High clouds had kept the temperature cool but now the mist that had been hanging around Mt Baring started moving up the valley and partially covered the summit of Gunn Peak as well as Baring. We snapped some summit shots and enjoyed our lunches. I had packed in a can of Sardines in Mustard sauce in honor of Jake and I climbing together again. The first time I ate these was almost 10 years ago when we climbed Prusik Peak together.
In spite of the swirling clouds, we had grand views of Glacier Peak to the north. From the summit I also got my first glimpse of Barclay Lake, far below. Almost the entire way up we had spectacular views of the north face of Mt Baring and now we were looking down on it. From our lofty perch we also scoped out the alternate descent route over to Pt 5760. It didn't look very appealing so we decided to just go back out the way we came up.
The route had taken a lot more out of us than we had expected and we slowly and carefully retraced our steps back down.
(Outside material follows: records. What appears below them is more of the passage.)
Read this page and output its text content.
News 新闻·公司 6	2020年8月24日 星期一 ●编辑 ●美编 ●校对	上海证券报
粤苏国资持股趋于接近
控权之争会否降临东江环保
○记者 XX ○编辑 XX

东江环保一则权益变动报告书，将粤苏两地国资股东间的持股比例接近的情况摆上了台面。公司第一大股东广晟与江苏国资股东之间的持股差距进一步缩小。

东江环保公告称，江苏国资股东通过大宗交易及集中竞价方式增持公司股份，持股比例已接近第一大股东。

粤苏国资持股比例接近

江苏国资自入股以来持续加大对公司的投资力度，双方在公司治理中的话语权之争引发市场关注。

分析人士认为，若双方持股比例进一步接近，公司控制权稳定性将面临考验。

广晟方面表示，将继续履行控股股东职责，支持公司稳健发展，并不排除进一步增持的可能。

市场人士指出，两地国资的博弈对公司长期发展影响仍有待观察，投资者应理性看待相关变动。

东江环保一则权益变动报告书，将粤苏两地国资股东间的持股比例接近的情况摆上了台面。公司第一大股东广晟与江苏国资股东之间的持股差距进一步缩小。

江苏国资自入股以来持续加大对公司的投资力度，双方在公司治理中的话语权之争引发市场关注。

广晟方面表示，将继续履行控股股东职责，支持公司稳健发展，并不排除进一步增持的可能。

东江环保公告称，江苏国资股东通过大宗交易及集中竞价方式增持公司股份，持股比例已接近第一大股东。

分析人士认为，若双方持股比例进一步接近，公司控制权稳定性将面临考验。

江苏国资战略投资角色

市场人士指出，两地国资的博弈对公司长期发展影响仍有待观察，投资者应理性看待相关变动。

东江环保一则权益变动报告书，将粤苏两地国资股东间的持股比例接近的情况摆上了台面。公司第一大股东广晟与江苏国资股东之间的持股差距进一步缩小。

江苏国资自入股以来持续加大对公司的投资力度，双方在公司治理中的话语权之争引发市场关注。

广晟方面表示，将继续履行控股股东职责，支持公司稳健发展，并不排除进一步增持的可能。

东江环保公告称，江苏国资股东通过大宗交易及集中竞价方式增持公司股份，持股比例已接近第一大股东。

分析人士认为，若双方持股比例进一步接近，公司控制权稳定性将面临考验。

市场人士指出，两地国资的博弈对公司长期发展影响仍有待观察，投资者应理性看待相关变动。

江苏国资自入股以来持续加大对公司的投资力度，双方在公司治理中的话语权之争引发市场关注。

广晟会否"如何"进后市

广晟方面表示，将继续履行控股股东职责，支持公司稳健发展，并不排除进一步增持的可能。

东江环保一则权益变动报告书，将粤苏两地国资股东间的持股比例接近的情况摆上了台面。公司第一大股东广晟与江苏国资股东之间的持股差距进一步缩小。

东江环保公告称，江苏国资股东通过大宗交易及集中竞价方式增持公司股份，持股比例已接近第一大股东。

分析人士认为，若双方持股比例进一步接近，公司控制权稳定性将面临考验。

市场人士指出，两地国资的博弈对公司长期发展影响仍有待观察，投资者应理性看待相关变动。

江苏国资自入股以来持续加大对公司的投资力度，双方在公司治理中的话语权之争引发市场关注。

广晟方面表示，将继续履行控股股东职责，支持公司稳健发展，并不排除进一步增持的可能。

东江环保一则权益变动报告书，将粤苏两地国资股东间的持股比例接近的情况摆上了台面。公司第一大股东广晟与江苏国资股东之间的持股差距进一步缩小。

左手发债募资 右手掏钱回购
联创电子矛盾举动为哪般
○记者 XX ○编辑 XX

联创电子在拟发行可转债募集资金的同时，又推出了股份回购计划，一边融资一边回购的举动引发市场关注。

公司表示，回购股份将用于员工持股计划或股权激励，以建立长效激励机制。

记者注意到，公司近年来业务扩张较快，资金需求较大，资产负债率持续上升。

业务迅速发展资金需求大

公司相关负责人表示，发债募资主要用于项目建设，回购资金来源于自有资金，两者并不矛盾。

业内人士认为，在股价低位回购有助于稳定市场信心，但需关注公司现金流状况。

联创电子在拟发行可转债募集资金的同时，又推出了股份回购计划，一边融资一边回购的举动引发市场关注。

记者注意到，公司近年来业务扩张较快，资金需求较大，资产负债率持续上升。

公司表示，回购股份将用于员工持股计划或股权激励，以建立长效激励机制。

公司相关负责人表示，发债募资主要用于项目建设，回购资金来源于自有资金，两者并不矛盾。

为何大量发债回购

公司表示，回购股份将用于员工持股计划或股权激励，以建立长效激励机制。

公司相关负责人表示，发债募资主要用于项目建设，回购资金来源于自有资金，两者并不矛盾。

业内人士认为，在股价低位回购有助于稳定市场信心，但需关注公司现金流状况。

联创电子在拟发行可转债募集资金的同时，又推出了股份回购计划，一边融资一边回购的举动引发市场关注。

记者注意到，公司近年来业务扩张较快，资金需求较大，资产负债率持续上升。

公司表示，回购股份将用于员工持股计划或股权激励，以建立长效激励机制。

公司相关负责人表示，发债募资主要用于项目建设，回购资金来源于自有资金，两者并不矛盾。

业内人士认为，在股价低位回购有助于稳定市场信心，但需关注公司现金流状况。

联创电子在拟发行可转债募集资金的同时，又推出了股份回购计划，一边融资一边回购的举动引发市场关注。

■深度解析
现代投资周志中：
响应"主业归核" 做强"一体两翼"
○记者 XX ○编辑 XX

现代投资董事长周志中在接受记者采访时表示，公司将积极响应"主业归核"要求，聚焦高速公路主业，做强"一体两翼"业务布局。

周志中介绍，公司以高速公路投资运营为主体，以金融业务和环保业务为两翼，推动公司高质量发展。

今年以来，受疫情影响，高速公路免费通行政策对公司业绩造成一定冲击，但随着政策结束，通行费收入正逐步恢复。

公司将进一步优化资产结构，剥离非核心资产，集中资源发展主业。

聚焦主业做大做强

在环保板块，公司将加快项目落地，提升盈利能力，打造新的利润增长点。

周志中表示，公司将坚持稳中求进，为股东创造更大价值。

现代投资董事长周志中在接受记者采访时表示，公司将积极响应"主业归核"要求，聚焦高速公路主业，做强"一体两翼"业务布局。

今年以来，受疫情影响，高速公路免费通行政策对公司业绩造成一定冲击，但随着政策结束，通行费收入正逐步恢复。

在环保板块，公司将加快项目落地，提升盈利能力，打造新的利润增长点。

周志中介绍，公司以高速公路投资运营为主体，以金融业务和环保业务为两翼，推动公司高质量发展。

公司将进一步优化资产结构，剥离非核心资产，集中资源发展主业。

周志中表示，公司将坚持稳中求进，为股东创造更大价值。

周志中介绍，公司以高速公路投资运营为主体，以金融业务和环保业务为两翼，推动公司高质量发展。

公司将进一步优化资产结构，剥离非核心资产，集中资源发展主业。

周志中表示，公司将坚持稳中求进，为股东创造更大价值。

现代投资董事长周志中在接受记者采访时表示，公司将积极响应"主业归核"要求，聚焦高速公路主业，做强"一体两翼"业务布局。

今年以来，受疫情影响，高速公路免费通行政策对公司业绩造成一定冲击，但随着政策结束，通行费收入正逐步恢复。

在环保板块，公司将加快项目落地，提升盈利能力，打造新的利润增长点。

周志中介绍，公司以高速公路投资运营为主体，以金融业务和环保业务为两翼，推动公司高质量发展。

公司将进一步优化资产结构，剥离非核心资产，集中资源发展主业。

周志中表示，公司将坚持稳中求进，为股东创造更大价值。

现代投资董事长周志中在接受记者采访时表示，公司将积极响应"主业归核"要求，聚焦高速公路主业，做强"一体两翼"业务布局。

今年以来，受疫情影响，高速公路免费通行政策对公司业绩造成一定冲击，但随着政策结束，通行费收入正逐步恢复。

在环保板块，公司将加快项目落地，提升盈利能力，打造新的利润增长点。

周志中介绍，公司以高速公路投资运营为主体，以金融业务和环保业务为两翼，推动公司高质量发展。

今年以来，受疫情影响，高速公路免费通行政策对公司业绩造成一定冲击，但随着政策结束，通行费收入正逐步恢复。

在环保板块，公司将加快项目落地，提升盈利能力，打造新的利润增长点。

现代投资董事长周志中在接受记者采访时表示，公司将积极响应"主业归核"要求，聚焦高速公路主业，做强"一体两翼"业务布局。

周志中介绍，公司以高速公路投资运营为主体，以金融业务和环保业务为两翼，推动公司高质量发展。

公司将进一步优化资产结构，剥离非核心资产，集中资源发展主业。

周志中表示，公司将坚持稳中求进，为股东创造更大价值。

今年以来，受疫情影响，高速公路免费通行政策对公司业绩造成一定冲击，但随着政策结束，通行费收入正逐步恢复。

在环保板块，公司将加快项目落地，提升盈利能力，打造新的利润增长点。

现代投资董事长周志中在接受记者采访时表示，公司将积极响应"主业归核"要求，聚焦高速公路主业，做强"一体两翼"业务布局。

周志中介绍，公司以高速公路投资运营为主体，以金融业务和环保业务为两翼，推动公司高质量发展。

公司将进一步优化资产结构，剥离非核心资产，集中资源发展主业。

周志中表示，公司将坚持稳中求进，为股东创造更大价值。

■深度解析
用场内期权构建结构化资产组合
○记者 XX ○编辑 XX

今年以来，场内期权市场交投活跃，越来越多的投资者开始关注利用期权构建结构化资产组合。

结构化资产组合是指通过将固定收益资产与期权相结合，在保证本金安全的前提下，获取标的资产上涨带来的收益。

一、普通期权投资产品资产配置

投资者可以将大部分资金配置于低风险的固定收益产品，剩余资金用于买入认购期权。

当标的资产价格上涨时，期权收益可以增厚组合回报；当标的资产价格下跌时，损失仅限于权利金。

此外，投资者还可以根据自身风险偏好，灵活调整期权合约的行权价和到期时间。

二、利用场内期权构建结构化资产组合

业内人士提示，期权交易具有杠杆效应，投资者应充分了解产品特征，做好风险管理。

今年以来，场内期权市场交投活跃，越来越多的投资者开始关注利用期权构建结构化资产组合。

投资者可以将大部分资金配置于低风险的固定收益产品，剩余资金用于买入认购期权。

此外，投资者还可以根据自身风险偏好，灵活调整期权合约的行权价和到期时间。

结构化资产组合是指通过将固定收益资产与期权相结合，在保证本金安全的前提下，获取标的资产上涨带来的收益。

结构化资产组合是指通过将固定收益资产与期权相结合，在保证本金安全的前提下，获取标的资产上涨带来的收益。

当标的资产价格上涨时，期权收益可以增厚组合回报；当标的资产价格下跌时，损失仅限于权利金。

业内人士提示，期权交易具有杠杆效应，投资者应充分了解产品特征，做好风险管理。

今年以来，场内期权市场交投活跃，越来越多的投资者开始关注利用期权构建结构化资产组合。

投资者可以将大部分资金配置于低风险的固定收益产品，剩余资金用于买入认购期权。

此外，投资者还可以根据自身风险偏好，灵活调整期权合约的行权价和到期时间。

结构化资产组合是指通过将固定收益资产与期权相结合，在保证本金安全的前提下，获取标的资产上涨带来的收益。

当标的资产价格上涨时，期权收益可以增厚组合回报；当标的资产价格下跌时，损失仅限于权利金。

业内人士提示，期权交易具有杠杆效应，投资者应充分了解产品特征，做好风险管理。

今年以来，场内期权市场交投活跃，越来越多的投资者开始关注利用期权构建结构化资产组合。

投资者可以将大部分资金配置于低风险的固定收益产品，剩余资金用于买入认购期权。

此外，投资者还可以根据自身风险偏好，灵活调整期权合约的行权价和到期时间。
At the second rocky step we were able to avoid the slabs on skiers left by downclimbing some loose rocks in a narrow slot between the snowfield and the cliff wall on skiers right. It was somewhat exposed so I put on my gloves and sweater to provide a little more protection in the event of a slip. I was glad I did because while downclimbing I pulled loose a large boulder and it glanced off my right knee as I slid down the muddy rock wall. I was amazed how even in a state of being out of control I found myself turning around and looking to see if more rocks were coming down as I slid. Fortunately I walked away with only a small gash on my knee and some muddy gloves and pants. Jake was able to downclimb the section without setting anything else loose and soon we were safely below the difficulties.
We carefully made our way down the scree to the trail and were grateful for the easy walk out through the beautiful forest.
Thanks for the great day out in the mountains, Jake! Let's do it again soon.